Martin Roberts has lectured widely on the region’s historic buildings and landscapes, and alongside published research in local and national journals he has written books on Durham City and Durham University.

Week 4. 23rd March. Some of Mr Aislabie’s other places: Kirkby Hall, Kirkby Fleetham & Hackfall, North Yorkshire

This talk will explore two of the lesser-known designed landscapes of William Aislabie, following on from previous talks for TGT by Mark Newman on the work of father and son John and William Aislabie at Studley Royal, North Yorkshire.

After the death of his father John in 1742, William, politician and gentleman landscape designer, continued his father’s landscaping projects developing, inter alia, properties at Kirkby Hall, Kirkby Fleetham and the rugged woodland landscape of Hackfall between the 1740s and 1770s.

William Aislabie and the designed landscape of Kirkby Hall, Kirkby Fleetham by Gail Falkingham This part of the talk will explore the development of the Kirkby Hall estate, William Aislabie’s marital home from 1724, through a variety of surviving archival and documentary sources.

Gail Falkingham was formerly County Archaeologist for North Yorkshire and now works part-time at the North Yorkshire County Record Office.
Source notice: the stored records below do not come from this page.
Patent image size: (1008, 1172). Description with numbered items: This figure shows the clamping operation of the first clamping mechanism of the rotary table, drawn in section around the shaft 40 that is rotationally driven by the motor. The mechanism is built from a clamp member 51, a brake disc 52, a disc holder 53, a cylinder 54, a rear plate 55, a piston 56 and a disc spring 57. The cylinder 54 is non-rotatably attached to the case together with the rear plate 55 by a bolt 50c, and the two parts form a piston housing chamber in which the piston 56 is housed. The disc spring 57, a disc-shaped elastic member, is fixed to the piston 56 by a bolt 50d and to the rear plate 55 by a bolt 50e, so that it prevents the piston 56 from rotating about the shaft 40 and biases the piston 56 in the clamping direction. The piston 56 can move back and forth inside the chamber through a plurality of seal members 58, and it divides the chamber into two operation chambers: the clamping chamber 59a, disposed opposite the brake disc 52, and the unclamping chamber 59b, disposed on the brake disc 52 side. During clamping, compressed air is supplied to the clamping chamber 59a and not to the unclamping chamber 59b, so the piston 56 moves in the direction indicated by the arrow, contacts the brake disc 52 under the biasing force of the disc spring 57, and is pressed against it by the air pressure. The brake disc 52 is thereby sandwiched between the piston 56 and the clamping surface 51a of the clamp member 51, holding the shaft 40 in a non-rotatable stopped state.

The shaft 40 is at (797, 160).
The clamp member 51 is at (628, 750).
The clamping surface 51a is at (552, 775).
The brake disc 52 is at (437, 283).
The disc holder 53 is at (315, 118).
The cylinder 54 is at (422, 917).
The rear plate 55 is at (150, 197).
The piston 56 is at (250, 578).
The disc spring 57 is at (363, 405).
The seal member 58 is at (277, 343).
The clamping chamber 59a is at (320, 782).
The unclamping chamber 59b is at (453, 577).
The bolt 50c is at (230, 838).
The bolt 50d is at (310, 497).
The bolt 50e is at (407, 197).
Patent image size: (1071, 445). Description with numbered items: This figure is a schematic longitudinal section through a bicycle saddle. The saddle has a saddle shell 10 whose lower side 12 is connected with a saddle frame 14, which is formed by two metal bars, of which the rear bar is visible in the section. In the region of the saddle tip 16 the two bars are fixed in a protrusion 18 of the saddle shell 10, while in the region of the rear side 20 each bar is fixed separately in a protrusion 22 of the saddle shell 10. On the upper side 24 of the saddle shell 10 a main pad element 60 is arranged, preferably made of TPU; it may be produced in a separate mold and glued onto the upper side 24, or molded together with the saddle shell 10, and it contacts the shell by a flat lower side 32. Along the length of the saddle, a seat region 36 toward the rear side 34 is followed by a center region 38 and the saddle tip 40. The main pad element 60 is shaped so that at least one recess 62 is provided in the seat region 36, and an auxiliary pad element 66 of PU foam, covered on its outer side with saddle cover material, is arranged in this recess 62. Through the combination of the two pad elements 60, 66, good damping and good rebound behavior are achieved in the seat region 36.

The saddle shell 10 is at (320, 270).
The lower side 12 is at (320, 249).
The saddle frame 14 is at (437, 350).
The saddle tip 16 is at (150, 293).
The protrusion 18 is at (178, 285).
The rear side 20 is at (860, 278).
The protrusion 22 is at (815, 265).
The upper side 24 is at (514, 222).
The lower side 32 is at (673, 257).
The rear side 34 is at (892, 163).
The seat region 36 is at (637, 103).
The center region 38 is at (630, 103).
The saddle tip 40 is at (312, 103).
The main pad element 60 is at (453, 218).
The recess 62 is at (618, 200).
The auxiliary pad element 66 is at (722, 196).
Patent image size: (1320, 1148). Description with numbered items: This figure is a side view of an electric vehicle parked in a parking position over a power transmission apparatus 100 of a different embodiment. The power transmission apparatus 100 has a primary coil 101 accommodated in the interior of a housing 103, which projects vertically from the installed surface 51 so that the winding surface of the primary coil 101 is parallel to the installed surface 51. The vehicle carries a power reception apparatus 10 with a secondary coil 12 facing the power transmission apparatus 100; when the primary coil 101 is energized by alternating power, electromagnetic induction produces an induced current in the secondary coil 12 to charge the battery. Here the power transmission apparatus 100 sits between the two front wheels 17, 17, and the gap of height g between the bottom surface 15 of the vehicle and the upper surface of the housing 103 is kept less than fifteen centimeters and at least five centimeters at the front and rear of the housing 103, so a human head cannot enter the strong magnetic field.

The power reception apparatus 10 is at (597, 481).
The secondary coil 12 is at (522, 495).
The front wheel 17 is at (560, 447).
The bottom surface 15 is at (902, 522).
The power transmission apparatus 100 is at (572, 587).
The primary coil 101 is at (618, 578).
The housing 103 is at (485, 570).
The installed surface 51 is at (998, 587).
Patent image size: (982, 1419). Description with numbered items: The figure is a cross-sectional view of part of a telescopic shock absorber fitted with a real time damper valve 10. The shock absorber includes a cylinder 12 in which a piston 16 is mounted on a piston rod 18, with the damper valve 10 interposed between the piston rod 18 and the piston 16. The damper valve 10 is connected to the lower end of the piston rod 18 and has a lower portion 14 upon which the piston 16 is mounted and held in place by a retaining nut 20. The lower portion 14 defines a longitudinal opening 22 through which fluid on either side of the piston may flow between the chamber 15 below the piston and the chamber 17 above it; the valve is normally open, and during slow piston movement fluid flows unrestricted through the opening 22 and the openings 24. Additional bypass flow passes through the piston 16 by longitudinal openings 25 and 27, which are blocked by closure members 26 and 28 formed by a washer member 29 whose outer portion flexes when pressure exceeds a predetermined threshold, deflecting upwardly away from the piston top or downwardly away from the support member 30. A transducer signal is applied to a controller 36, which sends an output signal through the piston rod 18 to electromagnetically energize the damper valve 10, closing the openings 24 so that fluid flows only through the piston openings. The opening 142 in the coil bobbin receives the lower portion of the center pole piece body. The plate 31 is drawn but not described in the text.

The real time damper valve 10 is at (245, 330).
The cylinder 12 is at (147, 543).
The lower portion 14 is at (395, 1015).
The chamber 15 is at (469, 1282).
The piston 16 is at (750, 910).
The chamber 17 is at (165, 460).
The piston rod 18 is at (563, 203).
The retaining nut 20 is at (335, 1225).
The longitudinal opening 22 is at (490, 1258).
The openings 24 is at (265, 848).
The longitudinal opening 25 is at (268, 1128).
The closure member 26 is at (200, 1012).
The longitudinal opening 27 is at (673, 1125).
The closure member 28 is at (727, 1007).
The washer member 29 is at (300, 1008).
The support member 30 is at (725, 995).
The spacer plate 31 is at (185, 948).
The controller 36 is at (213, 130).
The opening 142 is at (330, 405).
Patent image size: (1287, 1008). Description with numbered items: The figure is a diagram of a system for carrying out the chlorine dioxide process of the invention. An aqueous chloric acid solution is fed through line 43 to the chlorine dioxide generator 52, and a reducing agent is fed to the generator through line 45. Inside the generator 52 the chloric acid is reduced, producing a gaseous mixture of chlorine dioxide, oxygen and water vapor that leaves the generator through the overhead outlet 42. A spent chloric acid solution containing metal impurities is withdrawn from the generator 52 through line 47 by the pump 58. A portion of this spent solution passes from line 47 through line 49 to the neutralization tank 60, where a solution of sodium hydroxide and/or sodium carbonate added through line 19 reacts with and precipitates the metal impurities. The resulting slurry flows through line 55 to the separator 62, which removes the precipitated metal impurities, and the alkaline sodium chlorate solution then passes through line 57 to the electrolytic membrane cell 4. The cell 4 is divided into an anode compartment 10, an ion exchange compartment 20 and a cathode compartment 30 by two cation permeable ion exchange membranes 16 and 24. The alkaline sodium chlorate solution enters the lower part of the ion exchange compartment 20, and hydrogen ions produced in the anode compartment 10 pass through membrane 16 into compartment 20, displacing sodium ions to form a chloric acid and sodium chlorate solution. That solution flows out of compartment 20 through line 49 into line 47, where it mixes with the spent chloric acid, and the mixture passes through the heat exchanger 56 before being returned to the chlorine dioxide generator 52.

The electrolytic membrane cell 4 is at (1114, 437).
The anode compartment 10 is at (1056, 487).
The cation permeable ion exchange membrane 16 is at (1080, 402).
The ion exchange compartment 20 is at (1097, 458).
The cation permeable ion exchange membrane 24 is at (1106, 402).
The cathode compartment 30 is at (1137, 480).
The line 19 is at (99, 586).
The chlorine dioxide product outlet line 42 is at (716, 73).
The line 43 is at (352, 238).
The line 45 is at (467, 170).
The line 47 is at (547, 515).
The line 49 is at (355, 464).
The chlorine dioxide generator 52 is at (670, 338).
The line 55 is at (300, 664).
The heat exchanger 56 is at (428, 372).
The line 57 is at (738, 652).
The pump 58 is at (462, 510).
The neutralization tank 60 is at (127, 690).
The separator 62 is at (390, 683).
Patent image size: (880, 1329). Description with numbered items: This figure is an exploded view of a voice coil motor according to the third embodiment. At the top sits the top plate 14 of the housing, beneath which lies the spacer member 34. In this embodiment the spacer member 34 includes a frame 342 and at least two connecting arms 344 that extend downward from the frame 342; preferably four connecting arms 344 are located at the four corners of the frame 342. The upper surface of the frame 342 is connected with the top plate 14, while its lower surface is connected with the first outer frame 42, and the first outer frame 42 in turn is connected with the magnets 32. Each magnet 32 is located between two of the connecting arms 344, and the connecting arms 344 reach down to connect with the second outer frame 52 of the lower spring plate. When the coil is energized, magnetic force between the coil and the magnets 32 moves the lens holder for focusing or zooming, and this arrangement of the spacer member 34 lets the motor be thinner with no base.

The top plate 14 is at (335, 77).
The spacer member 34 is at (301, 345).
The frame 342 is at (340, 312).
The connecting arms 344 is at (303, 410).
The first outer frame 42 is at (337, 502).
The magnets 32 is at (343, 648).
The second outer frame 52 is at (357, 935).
Gail’s research report on Kirkby Hall is available to download from the YGT website via this link: https://yorkshiregardenstrust.org.uk/kirkby-hall-kirkby-fleetham

Hackfall by Mark Newman

This part of the talk will explore how William’s fairly modest initial aspirations soon burgeoned into a project on the grandest of scales, drawing huge tracts of the Studley estate into a single great designed landscape, culminating in the rugged glen of the River Ure at Hackfall.

Mark Newman is the National Trust's Archaeologist for Yorkshire and the North-East.

Week 5. 30th March. The Future of Memory at Castle Howard – Christopher Ridgway

This second talk on Castle Howard to be given by Christopher Ridgway, will chronicle how the estate has worked to preserve its priceless array of gardens, lakes, woods and monuments that comprise one of the most spectacular landscapes in the UK. The perennial equation of managing change and continuity sit at the heart of how Castle Howard remains an unforgettable landscape, but today fresh environmental, political, and economic pressures mark the 21st century as one of the most volatile periods in its history. How will Castle Howard outlast these new challenges?